Sam Ford, M.S.
Media Executive, Consultant, and Media Studies Scholar
Office: Member Term: 2013-2017
- In 2015-2016, served as VP at Univision's Fusion Media Group and launched the organization's Cebter for Innovation and Engagement.
- Part of a team that won a 2016 Shorty Social Good award and was a finalist for two additional Shorty Social Good awards for his work at Fustion Media Group.
- Member of the Inaugural MIT Graduate Advisory Council.
- Co-Author of Spreadable Media: Creating Value and Meaning in a Networked Culture (NYU Press, 2013)
- Co-Editor of The Survival of Soap Opera: Transformations for a New Media Era (University Press of Mississippi, 2011)
- Named 2014 Digital Communicator of the Year and a 2014 Social Media MVP by PR News and 2011 Social Media Innovator of the Year by Bulldog Reporter
- Named WKU Communication Department’s Alumnus of the Year in 2012
- Advisory board member for WKU’s Communication Department.
- Spoke at South by Southwest Interactive and Futures of Entertainment at MIT and at events for the Word of Mouth Marketing Association, PR News, CableFAX, the Society for Cinema and Media Studies, the Popular Culture Association, the Advertising Research Foundation, etc.

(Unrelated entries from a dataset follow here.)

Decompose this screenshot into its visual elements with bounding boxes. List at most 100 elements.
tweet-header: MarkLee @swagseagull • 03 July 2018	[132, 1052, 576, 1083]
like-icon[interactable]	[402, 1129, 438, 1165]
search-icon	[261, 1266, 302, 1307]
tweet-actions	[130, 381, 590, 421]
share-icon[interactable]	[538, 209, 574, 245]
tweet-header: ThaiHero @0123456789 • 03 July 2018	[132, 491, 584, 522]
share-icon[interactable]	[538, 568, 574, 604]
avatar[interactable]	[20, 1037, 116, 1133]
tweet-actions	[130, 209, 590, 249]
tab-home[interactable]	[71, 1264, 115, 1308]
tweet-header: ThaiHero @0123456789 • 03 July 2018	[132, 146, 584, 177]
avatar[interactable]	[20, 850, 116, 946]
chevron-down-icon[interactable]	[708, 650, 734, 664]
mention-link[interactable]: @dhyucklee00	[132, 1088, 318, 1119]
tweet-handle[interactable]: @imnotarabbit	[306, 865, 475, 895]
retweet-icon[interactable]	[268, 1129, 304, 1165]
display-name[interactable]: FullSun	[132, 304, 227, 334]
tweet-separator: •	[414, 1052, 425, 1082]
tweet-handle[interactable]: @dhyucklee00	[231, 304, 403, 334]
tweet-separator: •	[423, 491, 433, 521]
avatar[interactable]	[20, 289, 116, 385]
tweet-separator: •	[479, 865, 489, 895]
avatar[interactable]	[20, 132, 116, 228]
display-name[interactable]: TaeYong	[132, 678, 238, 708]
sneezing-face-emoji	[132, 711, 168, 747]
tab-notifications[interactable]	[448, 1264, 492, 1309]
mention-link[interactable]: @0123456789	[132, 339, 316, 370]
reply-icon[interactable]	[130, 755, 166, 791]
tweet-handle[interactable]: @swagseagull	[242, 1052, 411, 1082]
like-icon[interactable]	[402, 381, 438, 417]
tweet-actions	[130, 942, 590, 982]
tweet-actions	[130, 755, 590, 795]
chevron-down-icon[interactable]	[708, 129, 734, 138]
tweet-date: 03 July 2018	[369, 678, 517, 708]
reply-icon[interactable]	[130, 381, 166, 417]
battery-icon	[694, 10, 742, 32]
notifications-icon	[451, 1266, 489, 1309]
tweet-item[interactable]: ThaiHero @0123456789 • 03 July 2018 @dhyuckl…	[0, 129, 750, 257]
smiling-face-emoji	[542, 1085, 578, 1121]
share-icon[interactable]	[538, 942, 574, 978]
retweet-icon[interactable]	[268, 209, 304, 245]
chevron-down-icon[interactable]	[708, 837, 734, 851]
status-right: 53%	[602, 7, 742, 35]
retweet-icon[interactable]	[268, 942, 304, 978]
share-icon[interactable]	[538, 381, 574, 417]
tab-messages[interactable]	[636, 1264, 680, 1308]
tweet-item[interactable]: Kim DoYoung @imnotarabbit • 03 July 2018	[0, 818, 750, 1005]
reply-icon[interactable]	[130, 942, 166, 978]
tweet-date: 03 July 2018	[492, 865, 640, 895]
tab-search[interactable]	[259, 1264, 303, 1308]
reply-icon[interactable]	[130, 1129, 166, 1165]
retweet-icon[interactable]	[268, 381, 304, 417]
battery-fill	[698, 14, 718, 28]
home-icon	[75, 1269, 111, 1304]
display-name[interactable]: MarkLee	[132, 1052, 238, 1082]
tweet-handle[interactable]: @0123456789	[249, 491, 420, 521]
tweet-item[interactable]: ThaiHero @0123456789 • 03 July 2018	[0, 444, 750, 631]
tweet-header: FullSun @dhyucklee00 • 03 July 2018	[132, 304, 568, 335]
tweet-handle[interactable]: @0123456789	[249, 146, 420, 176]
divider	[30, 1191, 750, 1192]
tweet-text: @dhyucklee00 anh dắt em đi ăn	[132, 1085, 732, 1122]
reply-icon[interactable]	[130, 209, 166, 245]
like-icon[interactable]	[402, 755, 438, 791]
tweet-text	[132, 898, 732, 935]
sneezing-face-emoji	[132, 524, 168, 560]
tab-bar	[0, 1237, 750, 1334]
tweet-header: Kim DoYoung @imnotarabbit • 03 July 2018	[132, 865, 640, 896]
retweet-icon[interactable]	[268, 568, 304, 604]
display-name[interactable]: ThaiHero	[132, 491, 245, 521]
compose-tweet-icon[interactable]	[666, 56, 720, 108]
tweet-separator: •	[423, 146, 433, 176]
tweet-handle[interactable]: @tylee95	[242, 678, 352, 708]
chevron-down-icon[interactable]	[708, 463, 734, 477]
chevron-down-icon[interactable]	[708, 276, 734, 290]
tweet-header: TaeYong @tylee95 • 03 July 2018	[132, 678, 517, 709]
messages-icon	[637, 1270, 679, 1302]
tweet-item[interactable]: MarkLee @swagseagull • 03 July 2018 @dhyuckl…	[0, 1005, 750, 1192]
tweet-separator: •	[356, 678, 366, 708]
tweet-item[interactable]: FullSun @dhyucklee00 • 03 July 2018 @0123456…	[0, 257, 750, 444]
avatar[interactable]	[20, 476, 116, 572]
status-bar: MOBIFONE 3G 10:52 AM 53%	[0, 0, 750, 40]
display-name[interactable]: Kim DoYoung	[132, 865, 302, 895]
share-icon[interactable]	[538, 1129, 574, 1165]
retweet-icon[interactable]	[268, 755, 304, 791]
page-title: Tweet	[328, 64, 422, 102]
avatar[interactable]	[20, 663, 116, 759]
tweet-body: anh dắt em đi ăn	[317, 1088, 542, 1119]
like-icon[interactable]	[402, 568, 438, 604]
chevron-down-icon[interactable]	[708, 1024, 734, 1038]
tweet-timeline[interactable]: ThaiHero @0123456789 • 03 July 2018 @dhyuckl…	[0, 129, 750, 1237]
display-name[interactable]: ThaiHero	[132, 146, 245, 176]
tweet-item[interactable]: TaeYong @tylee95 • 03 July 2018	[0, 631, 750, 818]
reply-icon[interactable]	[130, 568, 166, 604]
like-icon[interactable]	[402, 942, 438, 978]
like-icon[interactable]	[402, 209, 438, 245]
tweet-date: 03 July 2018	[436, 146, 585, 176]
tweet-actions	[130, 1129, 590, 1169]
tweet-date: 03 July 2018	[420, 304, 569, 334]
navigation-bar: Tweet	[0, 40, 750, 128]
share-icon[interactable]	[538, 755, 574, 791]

- Written for Harvard Business Review, Wall Street Journal, Christian Science Monitor, BusinessWeek, Fast Company, Inc., Advertising Age, Chief Marketer, PR News, Bulldog Reporter, and commPRO.biz.
- Served as Word of Mouth Marketing Association Board of Directors member and a board liaison to WOMMA’s Ethics Committee
- Won Kentucky Press Association award for writing for the Andy Anderson Corporation newspapers
- Teaches courses on popular culture at WKU and previously taught at MIT.
- Married to fellow WKU alum, Amanda Ford.
- Two daughters: Emma, 7, and Harper, 5
- Proud Bowling Green resident
Most Vivid Memory of WKU
With many memories on campus, it’s hard to pick out the most vivid. But I’ll perhaps opt for bringing pro wrestler Mick Foley to campus at the end of my final semester here for a lecture at the Downing University Center. It was almost time for him to come out to greet the crowd, and the crowd—realizing that—started cheering right before I went out to check the mic volume. After having performed at a few pro wrestling events myself, I was experienced at playing “the heel.” So, I came through the curtain at the exact moment their cheers rose and raised my hand as if I thought all the adulation had been for me. This drew an almost universal “boo” from the whole crowd. For someone who spent his undergraduate thesis years studying pro wrestling, having several hundred Hilltoppers and WKU guests boo me out of the room was a moment to be treasured.